Yes, the novelty wore off a bit.

Still, interleague play remained a hit at the box office this year, with an average attendance of 31,447, up 16 percent from the average of 27,152 for intraleague games."It was so obvious that people enjoyed it again everywhere," commissioner-to-be Bud Selig said Friday. "It's a permanent part of our landscape. It's fun."

Players and owners have essentially agreed to a one-year extension of interleague play, a management lawyer familiar with the talks said on the condition he not be identified.

And it looks like big rivalries will be expanded next season, with the Mets and Yankees, Cubs and White Sox, Dodgers and Angels, Giants and Athletics, Blue Jays and Expos all playing six games against each other rather than three.

On Thursday, during the same meeting in which they take the commissioner vote, they will approve the 1999 schedule format. Selig says the intracity rivalries have produced the most exciting interleague games.

"The internal drama in the stadiums has been the biggest plus," he said.

So let's look at what happened this year, the second season of interleague play, which technically remains an "experiment."

AL teams beat the NL 114-110 (.509), a reversal of the NL's 117-97 (.547) margin last year. The New York Yankees, who have beaten up on AL opponents this season, also had the best interleague record, going 13-3. Houston was next at 10-4, followed by Anaheim and Cleveland, both 10-6.

St. Louis had the worst record at 4-9, followed by Baltimore and Tampa Bay, each 5-11.

Vinny Castilla of the Rockies had the highest average at .435, followed by Texas' Will Clark at .431, San Francisco's Stan Javier at .421 and Anaheim's Darin Erstad at .420.

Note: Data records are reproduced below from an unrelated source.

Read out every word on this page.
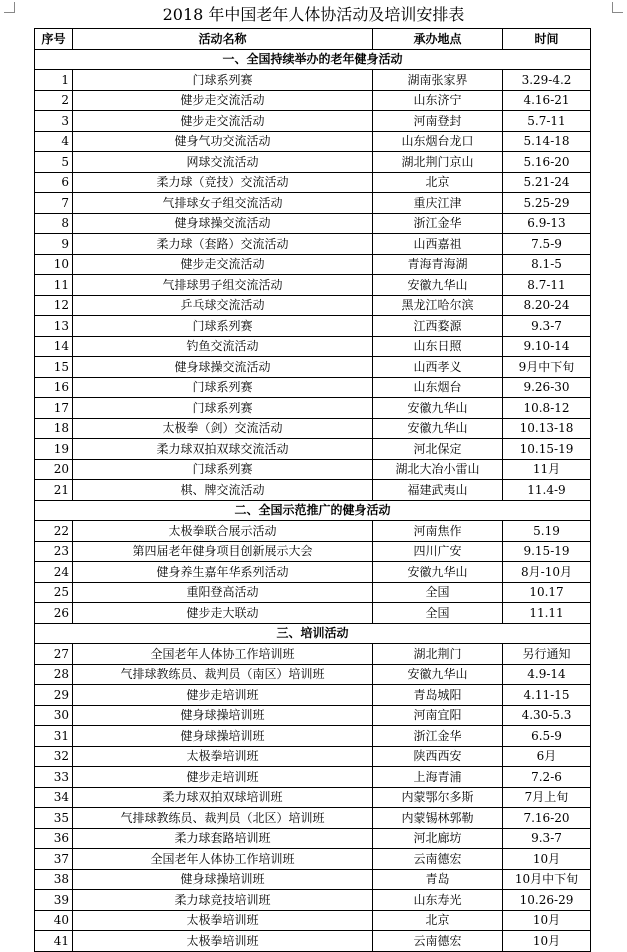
2018 年中国老年人体协活动及培训安排表
序号	活动名称	承办地点	时间
一、全国持续举办的老年健身活动			
1	门球系列赛	湖南张家界	3.29-4.2
2	健步走交流活动	山东济宁	4.16-21
3	健步走交流活动	河南登封	5.7-11
4	健身气功交流活动	山东烟台龙口	5.14-18
5	网球交流活动	湖北荆门京山	5.16-20
6	柔力球（竞技）交流活动	北京	5.21-24
7	气排球女子组交流活动	重庆江津	5.25-29
8	健身球操交流活动	浙江金华	6.9-13
9	柔力球（套路）交流活动	山西嘉祖	7.5-9
10	健步走交流活动	青海青海湖	8.1-5
11	气排球男子组交流活动	安徽九华山	8.7-11
12	乒乓球交流活动	黑龙江哈尔滨	8.20-24
13	门球系列赛	江西婺源	9.3-7
14	钓鱼交流活动	山东日照	9.10-14
15	健身球操交流活动	山西孝义	9月中下旬
16	门球系列赛	山东烟台	9.26-30
17	门球系列赛	安徽九华山	10.8-12
18	太极拳（剑）交流活动	安徽九华山	10.13-18
19	柔力球双拍双球交流活动	河北保定	10.15-19
20	门球系列赛	湖北大冶小雷山	11月
21	棋、牌交流活动	福建武夷山	11.4-9
二、全国示范推广的健身活动			
22	太极拳联合展示活动	河南焦作	5.19
23	第四届老年健身项目创新展示大会	四川广安	9.15-19
24	健身养生嘉年华系列活动	安徽九华山	8月-10月
25	重阳登高活动	全国	10.17
26	健步走大联动	全国	11.11
三、培训活动			
27	全国老年人体协工作培训班	湖北荆门	另行通知
28	气排球教练员、裁判员（南区）培训班	安徽九华山	4.9-14
29	健步走培训班	青岛城阳	4.11-15
30	健身球操培训班	河南宜阳	4.30-5.3
31	健身球操培训班	浙江金华	6.5-9
32	太极拳培训班	陕西西安	6月
33	健步走培训班	上海青浦	7.2-6
34	柔力球双拍双球培训班	内蒙鄂尔多斯	7月上旬
35	气排球教练员、裁判员（北区）培训班	内蒙锡林郭勒	7.16-20
36	柔力球套路培训班	河北廊坊	9.3-7
37	全国老年人体协工作培训班	云南德宏	10月
38	健身球操培训班	青岛	10月中下旬
39	柔力球竞技培训班	山东寿光	10.26-29
40	太极拳培训班	北京	10月
41	太极拳培训班	云南德宏	10月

Ken Griffey Jr. led in home runs with 10, followed by Carlos Delgado, Tino Martinez and Rafael Palmeiro with seven each. Mark McGwire and Sammy Sosa were among seven players with six apiece.

Cecil Fielder, reviving after an awful start, tied with Martinez for the RBIs lead with 21, followed by Albert Belle and Jim Thome with 19 each.

AL teams hit .286 at home, up from .275 last year, and their road average increased to .261 from .245. NL teams dropped to .265 from .278 at home and went down one point to .267 on the road.

AL pitchers hit .126, up from .106 last year, but had just eight RBIs. NL pitchers hit .152, a drop of 13 points, and drove in 19 runs.

AL designated hitters hit .300 with 13 homers and 57 RBIs, while NL DHs hit .221 with 10 homers and 58 RBIs.

Twelve pitchers went 3-0, the best mark in interleague play: Tim Belcher, Dave Burba, Bartolo Colon, David Cone, Cal Eldred, Livan Hernandez, Esteban Loaiza, Albie Lopez, Greg Maddux, Shane Reynolds, Bret Saberhagen and Bill Swift.

Chan-Ho Park of the Dodgers had the best ERA among qualifying pitchers at 0.55, followed by the Yankees' David Wells at 0.56 and Maddux at 0.82.

HELP! Peter Angelos has given the Baltimore Orioles two weeks to turn their season around. If not, it's trade time for some of the veterans.

Manager Ray Miller would likely drop Pete Smith and his 9.50 ERA from the starting rotation. But with two starters on the disabled list, it appears as if Miller doesn't have much choice but to give the struggling right-hander another start after the All-Star break.

Smith gave up four runs, five hits and four walks Wednesday night in a 5-3 loss to the Florida Marlins. He also threw two wild pitches and committed a balk.

"He knows he's got to do better and he wants to, but he's got to throw more strikes," Miller said. "He'd probably be pretty good in the middle relief role, but that doesn't solve the starting prob-lems."

Doug Johns took over for Smith on Wednesday and allowed only one run in five innings, thereby solidifying his spot in the bullpen.

"I'd like to keep Doug Johns where he's at," Miller said, "because when things are in such disarray and you have so many injuries, you'd like to have something solid, something that you can count on."

RATINGS GAME: Interleague play has produced some of baseball's best regular-season TV ratings in years.

The Mets-Yankees game last Saturday got a 3.4 rating, Fox's second-highest for a regular-season game. The Mets-Yankees game last Sunday night got a 4.3 cable rating, ESPN's highest for a regular-season game since Cal Ripken broke Lou Gehrig's record for consecutive games on Sept. 6, 1995 (that one got a 7.5).

It also was the highest-rated Sunday night game on ESPN since 1991, when a Dodgers-Giants game got a 4.5.